🤖 AI Summary
The scarcity of high-quality, knowledge-intensive training data constrains large language model (LLM) development—particularly in STEM domains and on challenging tasks. To address this, we propose BoostQA: a framework that synthesizes diverse, high-difficulty question-answer (QA) pairs via multi-source seed sampling, hierarchical STEM question generation, and difficulty-enhancement strategies. BoostQA introduces a novel discipline-difficulty joint annotation scheme and a mid-training paradigm, leveraging DeepSeek-R1 for question generation and DeepSeek-V3 for answer refinement to construct a 100B-token high-fidelity QA dataset spanning cross-domain, multi-disciplinary, and multi-difficulty scenarios. Applying 40B-token mid-training on Llama-3 8B yields average improvements of 12.74% on MMLU and CMMLU, achieving state-of-the-art performance on 12 benchmarks. Crucially, gains scale consistently with model size, data volume, and compute budget.
📝 Abstract
The scarcity of high-quality, knowledge-intensive training data hinders the development of large language models (LLMs), as traditional corpora provide limited information. Previous studies have synthesized and integrated corpora-dependent question-answering (QA) data to improve model performance but face challenges in QA data scalability and knowledge diversity, particularly in cross-domain contexts.
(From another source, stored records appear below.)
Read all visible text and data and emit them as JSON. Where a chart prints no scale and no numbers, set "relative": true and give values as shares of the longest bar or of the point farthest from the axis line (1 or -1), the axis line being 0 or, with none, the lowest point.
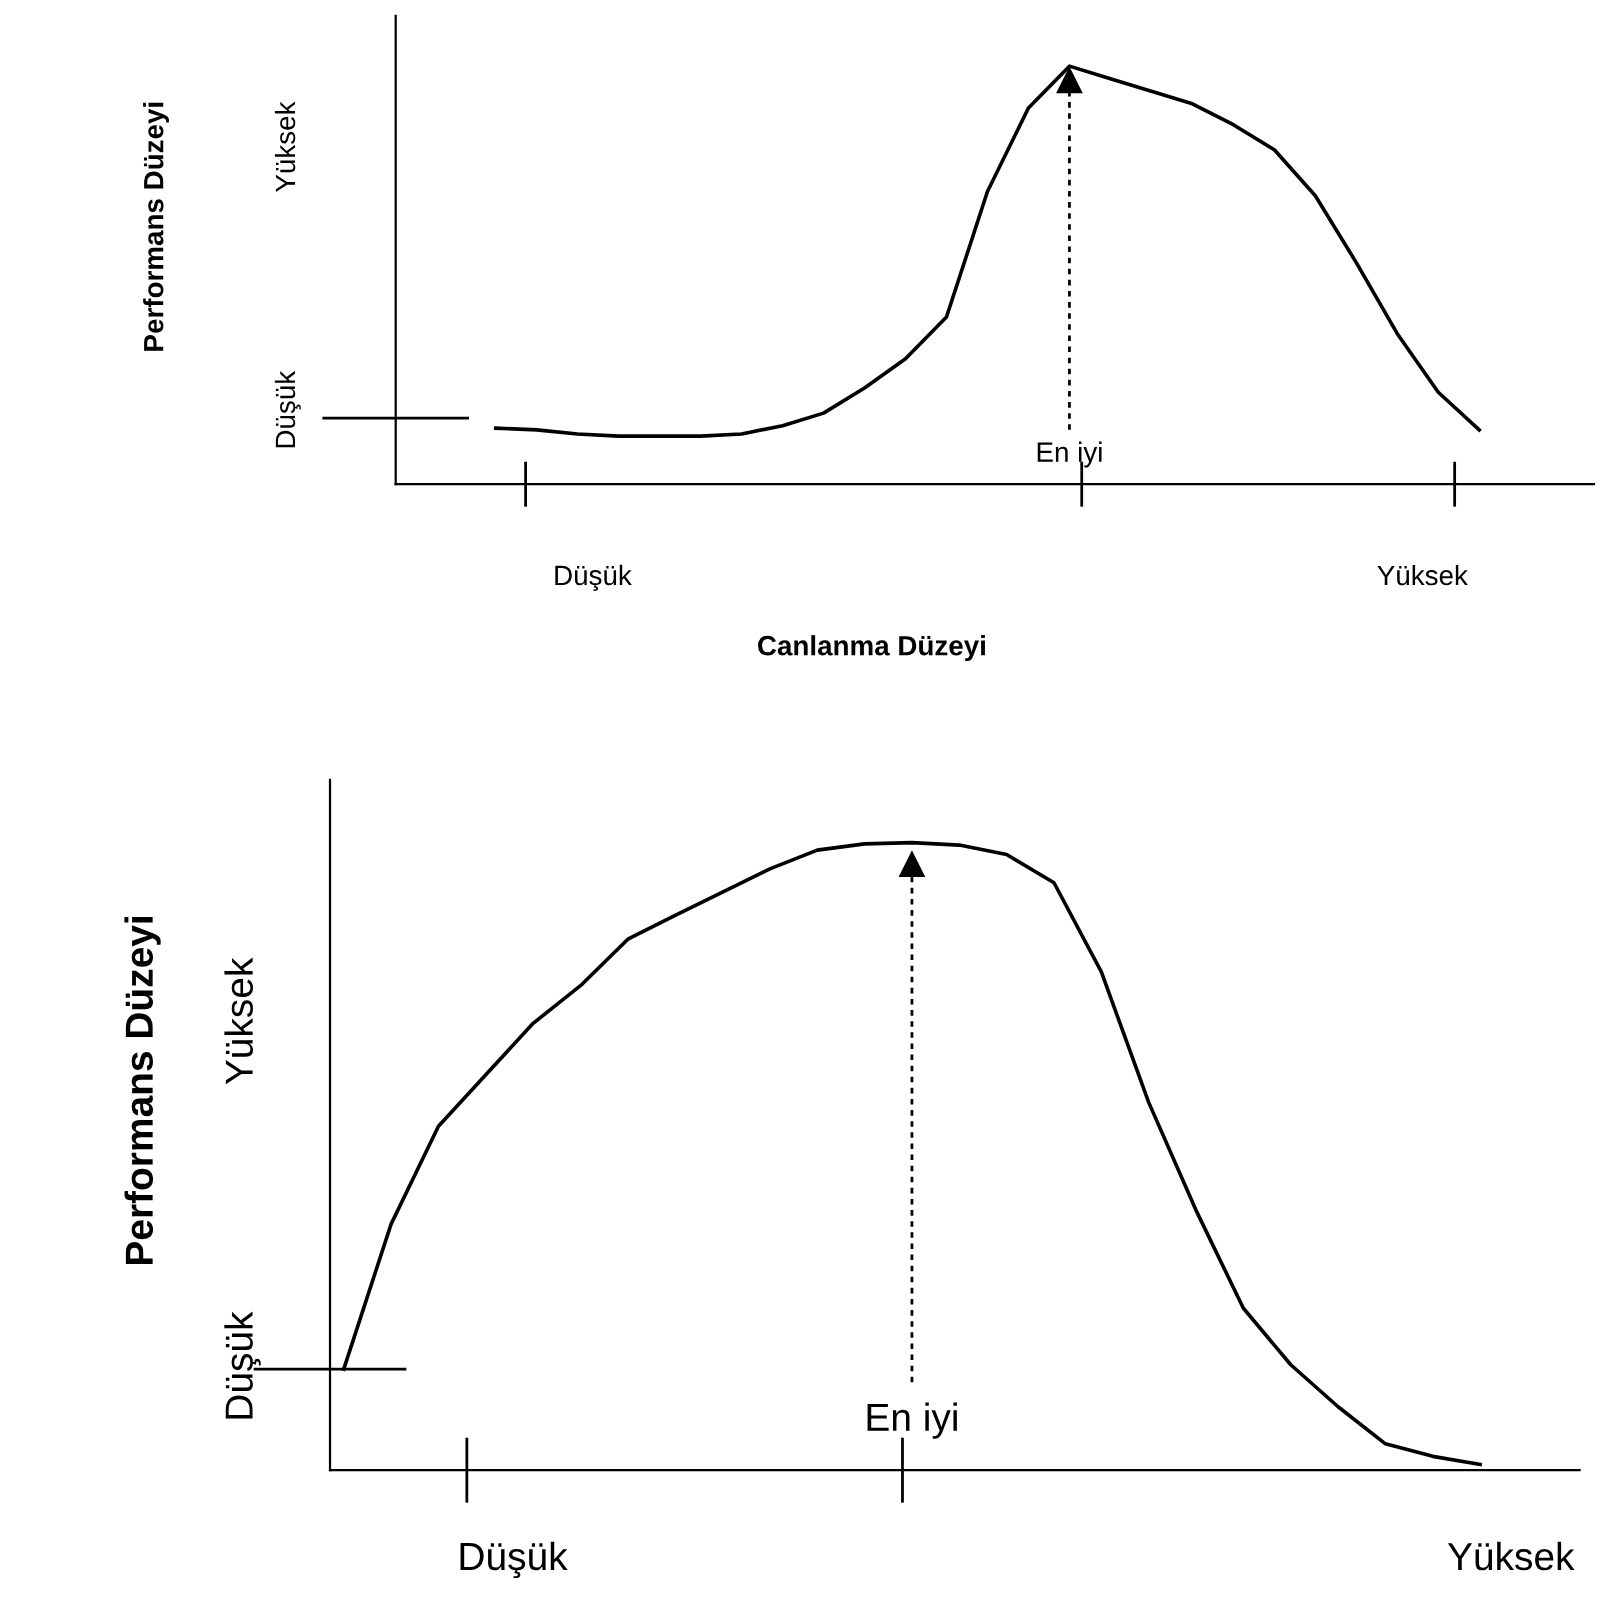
{
  "chart_data": [
    {
      "type": "line",
      "relative": true,
      "xlabel": "Canlanma Düzeyi",
      "ylabel": "Performans Düzeyi",
      "color": "#000000",
      "line_style": "solid",
      "marker": "none",
      "categories": [
        null,
        null,
        null,
        null,
        null,
        null,
        null,
        null,
        null,
        null,
        null,
        null,
        null,
        null,
        null,
        null,
        null,
        null,
        null,
        null,
        null,
        null,
        null,
        null,
        null
      ],
      "values": [
        0.134,
        0.13,
        0.12,
        0.115,
        0.115,
        0.115,
        0.12,
        0.14,
        0.17,
        0.23,
        0.3,
        0.4,
        0.7,
        0.9,
        1.0,
        0.97,
        0.94,
        0.91,
        0.86,
        0.8,
        0.69,
        0.53,
        0.36,
        0.22,
        0.13
      ],
      "annotations": [
        "Düşük",
        "Yüksek",
        "Düşük",
        "Yüksek",
        "En iyi"
      ]
    },
    {
      "type": "line",
      "relative": true,
      "ylabel": "Performans Düzeyi",
      "color": "#000000",
      "line_style": "solid",
      "marker": "none",
      "categories": [
        null,
        null,
        null,
        null,
        null,
        null,
        null,
        null,
        null,
        null,
        null,
        null,
        null,
        null,
        null,
        null,
        null,
        null,
        null,
        null,
        null,
        null,
        null,
        null,
        null
      ],
      "values": [
        0.161,
        0.392,
        0.548,
        0.63,
        0.712,
        0.772,
        0.846,
        0.884,
        0.921,
        0.958,
        0.988,
        0.998,
        1.0,
        0.996,
        0.981,
        0.936,
        0.794,
        0.586,
        0.414,
        0.258,
        0.168,
        0.101,
        0.042,
        0.022,
        0.009
      ],
      "annotations": [
        "Düşük",
        "Yüksek",
        "Düşük",
        "Yüksek",
        "En iyi"
      ]
    }
  ]
}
Furthermore, leveraging our designed discipline and difficulty annotation system, we probe model deficiencies in STEM disciplines and high-difficulty data. To overcome these limitations, we propose a novel diversified pipeline to synthesize BoostQA, a 100B-token large-scale QA dataset. Our synthesis framework: (1) curates seed data from heterogeneous sources; (2) utilizes DeepSeek-R1 to implement STEM-focused multi-grade synthesis to boost data diversity and high-difficulty synthesis to mitigate difficulty degradation; (3) refines answers via DeepSeek-V3 to improve output quality. We utilize BoostQA in mid-training, a mid-stage between pre-training and post-training, to optimize domain-specific knowledge acquisition and enhance data quality. Our method enables Llama-3 8B, mid-trained on a 40B-token dataset, to achieve an average improvement of $mathbf{12.74%}$ on MMLU and CMMLU and establish SOTA average performance across 12 benchmarks. BoostQA also demonstrates robust scalability, with performance consistently improving as model size, data volume, and initial FLOPs scale.